THE OPEN
January beans: 6 higher
December meal: 3.00 higher
December soyoil: 40 higher
December corn: 1/2 higher
December wheat: 6 higher
The markets opened as expected with new highs in several markets but noted profit-taking as well on overbought levels. Wheat and meal prices were the key markets to see back and forth trade. Bean prices remained firm on breaks, with traders hoping to see lower levels in which to cover shorts or try the long side. Bean and corn basis remains firm as producers continue to scale-up sell as prices head higher. Funds returned as buyers at the open as technicals continue to throw off positive trading signals.
SOY
- Meal prices hit new contract highs today but was also followed by a sharp break on profit-taking and those buying oilshare which sits on its monthly lows. Meal charts entered overbought territory which created some profit-taking and an outside day of trade.
- Dec crush values traded lower, down to 1.20c/bu as oilshare bounced off 30.0% to trade to 30.87%.
- December soyoil futures continued to find buying interest at lower levels with prices heading back over 33c in a very technical trade. The 3280c -33c Dec. contract level is once again established as support, with double lows at 3228c holding. Soyoil gained on meal on the back of higher palm oil, crude, and canola.
- The harvest pressure on beans will gradually decrease with US farmers waiting for higher levels, and Argentine farmers not selling into the market. Spreads were slightly weaker with Jan/March beans trading down to 9 1/4c inverse from highs of 12 1/2c, while the Dec/March meal inverse stays at a firm $15.70 from $12.10.
GRAINS
- Wheat prices traded to new contract highs today at $6.38 1/4 followed by choppy trade and profit-taking.
- Kansas City futures climbed to a new contract high of $5.72 1/4. Wheat spreads remain firm with Dec/March at a slight inverse of 2 1/4c, with Dec/July trading from 20 3/4c down to 12 1/2c inverse. December corn prices firmed from opening values as the chart walks price back to test the $4.00 level once more. This benchmark level which was resistance now plays out as support as consumers look for breaks but finds only light pullbacks.

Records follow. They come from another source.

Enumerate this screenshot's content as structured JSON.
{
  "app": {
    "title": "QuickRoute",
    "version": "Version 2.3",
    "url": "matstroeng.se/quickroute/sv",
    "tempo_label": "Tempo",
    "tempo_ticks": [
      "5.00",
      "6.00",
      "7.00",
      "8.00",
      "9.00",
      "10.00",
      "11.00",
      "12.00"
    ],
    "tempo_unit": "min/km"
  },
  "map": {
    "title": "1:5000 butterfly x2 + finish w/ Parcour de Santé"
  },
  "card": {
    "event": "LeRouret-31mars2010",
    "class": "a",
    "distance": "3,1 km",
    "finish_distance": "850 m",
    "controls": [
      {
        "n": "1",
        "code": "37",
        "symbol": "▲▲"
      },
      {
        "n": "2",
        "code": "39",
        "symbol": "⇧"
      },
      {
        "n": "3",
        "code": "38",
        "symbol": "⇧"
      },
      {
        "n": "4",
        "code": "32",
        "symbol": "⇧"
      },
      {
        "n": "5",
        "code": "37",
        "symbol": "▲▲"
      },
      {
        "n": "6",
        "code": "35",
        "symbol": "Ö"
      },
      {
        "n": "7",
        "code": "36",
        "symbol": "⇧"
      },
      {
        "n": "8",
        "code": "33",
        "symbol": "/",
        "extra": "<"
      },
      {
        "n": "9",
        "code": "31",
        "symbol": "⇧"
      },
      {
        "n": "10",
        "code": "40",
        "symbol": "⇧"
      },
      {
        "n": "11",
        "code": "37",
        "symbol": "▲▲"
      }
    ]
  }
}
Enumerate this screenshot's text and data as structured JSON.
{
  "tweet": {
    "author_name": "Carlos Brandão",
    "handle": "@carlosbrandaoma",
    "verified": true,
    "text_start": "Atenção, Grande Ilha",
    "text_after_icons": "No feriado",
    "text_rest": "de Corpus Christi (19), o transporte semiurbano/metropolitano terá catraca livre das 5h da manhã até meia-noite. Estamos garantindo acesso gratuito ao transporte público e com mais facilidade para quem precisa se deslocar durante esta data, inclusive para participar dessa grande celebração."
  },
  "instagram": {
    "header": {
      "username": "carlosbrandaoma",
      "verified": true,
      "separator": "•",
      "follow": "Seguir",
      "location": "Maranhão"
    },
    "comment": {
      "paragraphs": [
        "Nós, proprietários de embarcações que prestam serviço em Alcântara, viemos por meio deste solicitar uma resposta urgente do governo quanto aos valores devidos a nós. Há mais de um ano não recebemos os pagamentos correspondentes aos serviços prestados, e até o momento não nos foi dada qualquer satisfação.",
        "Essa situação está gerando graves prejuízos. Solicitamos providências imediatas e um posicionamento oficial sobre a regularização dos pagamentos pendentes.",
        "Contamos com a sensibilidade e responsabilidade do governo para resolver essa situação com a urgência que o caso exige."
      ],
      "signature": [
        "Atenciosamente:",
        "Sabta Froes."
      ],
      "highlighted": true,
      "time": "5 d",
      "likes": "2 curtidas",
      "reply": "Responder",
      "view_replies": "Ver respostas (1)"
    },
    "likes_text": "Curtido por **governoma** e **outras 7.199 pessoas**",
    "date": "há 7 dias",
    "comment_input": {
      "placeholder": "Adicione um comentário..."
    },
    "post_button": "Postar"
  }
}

- Spreads were firm with Dec/March trading into 4 3/4c from 5 3/4c, while Dec/Dec congested from an inverse of 9c down to 5 1/4c.
- Cold and wet weather is going to slow harvest this week, but all eyes are now on how much China is going to buy from the US. Export inspections this week included 360 kmt of corn shipped to China out of the Gulf, with year-to-date shipments at 5.456 mmt vs. 3.088 mmt in 19/20. Funds were buyers today and could be building a position up to 200K on the futures / options combined long for corn.
AT 12:00 THE MARKETS ARE AS FOLLOWS:
HI LO
January beans: 7 higher 10.65 10.51 1/4
December meal: 1.20 lower 378.00 368.50 **new contract high
December soyoil: 65 higher 3336 3231
December corn: 1 3/4 higher 4.09 4.03 1/2
December wheat: 1 3/4 higher 6.38 1/4 6.23 1/2 **new high
January canola: 3.00 higher 540.80 535.80
OUTSIDE MARKETS
Equities were up 150 pts at the open with crude oil prices congesting around the $40/barrel mark. At midday, stocks are higher over 200 pts as ideas of a stimulus package continues.
CLOSING COMMENTS
New money continues to come into the Ag space as demand remains good and carry-out levels tighter. Technically speaking, pullbacks remain shallow, which is part of bull market price action. End-users are looking for breaks to cover, but the market is running away from them, which could be part of the reason as well for continued strength. The bean market may have a better chance of breaking down next week if good rains materialize and planting progress catches up in SA. Until then, the amount of technical strength continues to impress with target highs moving upward. Jan beans may see $10.80/$10.90 before better selling emerges, while Dec. corn could visit $4.20. Dec. wheat remains in solid command of an uptrend, and inches away from the major $6.50 benchmark. No reason why the charts cannot go there based on today's overriding technical strength.